À seize ans, un lionceau parmi les lions, vous avez mené la plus grande des révolutions qui nous fait relever la tête et hausser le ton quand il nous arrive par faiblesse humaine de perdre de notre fierté. À vingt-cinq ans, vous avez été la vitrine qui a rehaussé notre blason à plusieurs crans parmi les grandes nations. À sillonner les rues aujourd’hui, je rencontre cette jeunesse perdue qui éprouve un grand problème au niveau du pantalon qui s’amuse à taquiner leur fessier où se meurt notre honneur. Vous avez écrasé le volume horaire de tous mes amis pilotes réunis en moins de deux années en battant le record absolu du personnel navigant d’Air Algérie. Cela, juste pour réhabiliter le pays aux yeux méchants et complices de l’humanité. Et vous avez réussi ! Excellence, je vous fais une profonde révérence ! Vous avez utilisé votre agenda international d’amis et imploré vos connaissances pour faire fléchir le Club de Londres et celui de Paris pour nous acquitter de nos dettes pendant que leurs services nous aspiraient le sang. Vous avez pris la gageure de ramener la paix en Algérie où l’on se tuait, frère contre frère, pour juste une différence d’idées. À cette époque, certains chefs de partis et d’autres arrivistes avaient opté pour la chaise vide en prenant le bâton en son juste milieu. D’autres avaient tout bonnement quitté l’Algérie. En ce temps-là, l’on avait peur de son ombre et de ses parents et l’on rentrait tôt à la maison s’enfermer. L’on priait Dieu pour que le soleil ne se couche jamais, car la nuit était terrifiante et porteuse de tous les dangers.
C’est juste un rappel pour atténuer cette ingratitude de nos faux compatriotes qui ne cessent d’insulter tout un peuple magnanime et brave et dont la longanimité est proverbiale. Oui, ces gens sont ingrats, ils ne vous pardonnent pas d’avoir troqué votre belle vie dans les pays du golfe contre celle de la présidence comme si celle-ci était un paradis. Ils ne vous pardonnent pas d’être malade comme s’ils étaient dépositaires de leur propre santé. Ces gens sans pudeur ne peuvent en aucun cas respecter la dignité humaine. Qu’à cela ne tienne ! Notre marasme, Monsieur, est d’abord culturel. Nous sommes impolis par définition à l’exemple de nos speakers et animateurs de télévision qui parlent de Sellal comme une patate perdue sur un étal.
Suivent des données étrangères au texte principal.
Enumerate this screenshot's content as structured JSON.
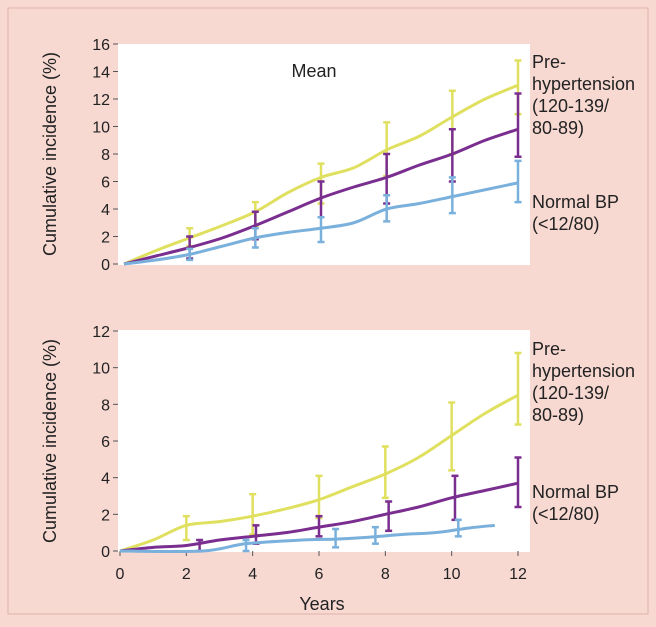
{
  "chart_data": [
    {
      "type": "line",
      "title": "",
      "annotation": "Mean",
      "xlabel": "",
      "ylabel": "Cumulative incidence (%)",
      "ylim": [
        0,
        16
      ],
      "yticks": [
        "0",
        "2",
        "4",
        "6",
        "8",
        "10",
        "12",
        "14",
        "16"
      ],
      "xlim": [
        0,
        12
      ],
      "legend_entries": [
        {
          "lines": [
            "Pre-",
            "hypertension",
            "(120-139/",
            "80-89)"
          ]
        },
        {
          "lines": [
            "Normal BP",
            "(<12/80)"
          ]
        }
      ],
      "series": [
        {
          "color": "#e0e060",
          "x": [
            0,
            1,
            2,
            3,
            4,
            5,
            6,
            7,
            8,
            9,
            10,
            11,
            12
          ],
          "values": [
            0,
            1.0,
            1.9,
            2.8,
            3.8,
            5.2,
            6.3,
            7.0,
            8.3,
            9.3,
            10.7,
            12.0,
            13.0
          ],
          "err_x": [
            2,
            4,
            6,
            8,
            10,
            12
          ],
          "err_lo": [
            1.3,
            2.7,
            4.4,
            6.4,
            8.0,
            10.9
          ],
          "err_hi": [
            2.6,
            4.5,
            7.3,
            10.3,
            12.6,
            14.8
          ]
        },
        {
          "color": "#7a2e8f",
          "x": [
            0,
            1,
            2,
            3,
            4,
            5,
            6,
            7,
            8,
            9,
            10,
            11,
            12
          ],
          "values": [
            0,
            0.6,
            1.2,
            1.9,
            2.8,
            3.8,
            4.8,
            5.6,
            6.3,
            7.2,
            8.0,
            9.0,
            9.8
          ],
          "err_x": [
            2,
            4,
            6,
            8,
            10,
            12
          ],
          "err_lo": [
            0.4,
            1.8,
            3.4,
            4.4,
            6.0,
            7.8
          ],
          "err_hi": [
            2.0,
            3.8,
            6.0,
            8.0,
            9.8,
            12.4
          ]
        },
        {
          "color": "#7ab0dc",
          "x": [
            0,
            1,
            2,
            3,
            4,
            5,
            6,
            7,
            8,
            9,
            10,
            11,
            12
          ],
          "values": [
            0,
            0.3,
            0.7,
            1.3,
            1.9,
            2.3,
            2.6,
            3.0,
            4.0,
            4.4,
            4.9,
            5.4,
            5.9
          ],
          "err_x": [
            2,
            4,
            6,
            8,
            10,
            12
          ],
          "err_lo": [
            0.3,
            1.2,
            1.6,
            3.1,
            3.7,
            4.5
          ],
          "err_hi": [
            1.1,
            2.6,
            3.4,
            5.0,
            6.3,
            7.5
          ]
        }
      ]
    },
    {
      "type": "line",
      "title": "",
      "xlabel": "Years",
      "ylabel": "Cumulative incidence (%)",
      "ylim": [
        0,
        12
      ],
      "yticks": [
        "0",
        "2",
        "4",
        "6",
        "8",
        "10",
        "12"
      ],
      "xlim": [
        0,
        12
      ],
      "xticks": [
        "0",
        "2",
        "4",
        "6",
        "8",
        "10",
        "12"
      ],
      "legend_entries": [
        {
          "lines": [
            "Pre-",
            "hypertension",
            "(120-139/",
            "80-89)"
          ]
        },
        {
          "lines": [
            "Normal BP",
            "(<12/80)"
          ]
        }
      ],
      "series": [
        {
          "color": "#e0e060",
          "x": [
            0,
            1,
            2,
            3,
            4,
            5,
            6,
            7,
            8,
            9,
            10,
            11,
            12
          ],
          "values": [
            0,
            0.6,
            1.4,
            1.6,
            1.9,
            2.3,
            2.8,
            3.5,
            4.2,
            5.1,
            6.3,
            7.5,
            8.5
          ],
          "err_x": [
            2,
            4,
            6,
            8,
            10,
            12
          ],
          "err_lo": [
            0.6,
            0.9,
            1.8,
            2.9,
            4.4,
            6.9
          ],
          "err_hi": [
            1.9,
            3.1,
            4.1,
            5.7,
            8.1,
            10.8
          ]
        },
        {
          "color": "#7a2e8f",
          "x": [
            0,
            1,
            2,
            3,
            4,
            5,
            6,
            7,
            8,
            9,
            10,
            11,
            12
          ],
          "values": [
            0,
            0.2,
            0.3,
            0.6,
            0.8,
            1.0,
            1.3,
            1.6,
            2.0,
            2.4,
            2.9,
            3.3,
            3.7
          ],
          "err_x": [
            2.4,
            4.1,
            6.0,
            8.1,
            10.1,
            12
          ],
          "err_lo": [
            0.0,
            0.4,
            0.8,
            1.1,
            1.7,
            2.4
          ],
          "err_hi": [
            0.6,
            1.4,
            1.9,
            2.7,
            4.1,
            5.1
          ]
        },
        {
          "color": "#7ab0dc",
          "x": [
            0,
            2.5,
            3.8,
            5.5,
            6.5,
            7.5,
            8.5,
            9.5,
            10.5,
            11.3
          ],
          "values": [
            0,
            0,
            0.4,
            0.6,
            0.65,
            0.75,
            0.9,
            1.0,
            1.25,
            1.4
          ],
          "err_x": [
            3.8,
            6.5,
            7.7,
            10.2
          ],
          "err_lo": [
            0.0,
            0.2,
            0.4,
            0.8
          ],
          "err_hi": [
            0.6,
            1.2,
            1.3,
            1.7
          ]
        }
      ]
    }
  ]
}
Un gentil « monsieur » est interdit de séjour dans notre dictionnaire langagier.
Je ne suis pas en train de prononcer votre oraison funèbre, seul Allah est détenteur de votre vie, mais je suis en train de dissoudre dans le verre de mon âme pleine cette déformation professionnelle qui nous mine de l’intérieur. D’aucuns vont alerter la constitution et s’armer des articles de la vacance comme s’il était donné à chacun de vous chasser de la Présidence. Vous savez, comme de coutume, les gens de chez nous croient beaucoup plus le discours de France que celui de notre gouvernement. Cette maladie, j’en suis un peu la cause. Oui, cet accident vasculaire cérébral ne pardonne pratiquement pas et peut entraîner la mort, la démence ou la paralysie. Cette défaillance de la circulation du sang au niveau de l’encéphale est une urgence médicale. Tout retard dans la prise en charge peut s’avérer fatal.

Bizarrement, votre histoire me rappelle celle d’un vieux cheval de trait appartenant à notre district communal. Le char affecté au ramassage des ordures ménagères était tellement lourd que le vieil animal peinait à le faire bouger. Enfant éveillé, j’avais du mal à le voir souffrir chaque jour que dieu faisait. En effet, il était tellement vieux qu’il n’arrivait à faire un mouvement qu’après un effort colossal. L’on continuait à l’exploiter sans clémence ni pitié, alors qu’il aurait dû être mis en retraite et remercié pour services rendus. Le vieux bougre est mort à l’ouvrage accroché au lourd attelage qu’on eut du mal à l’en séparer. Cet être vivant a été surexploité une vie durant, car il n’a pas eu la chance d’appartenir à des êtres humains.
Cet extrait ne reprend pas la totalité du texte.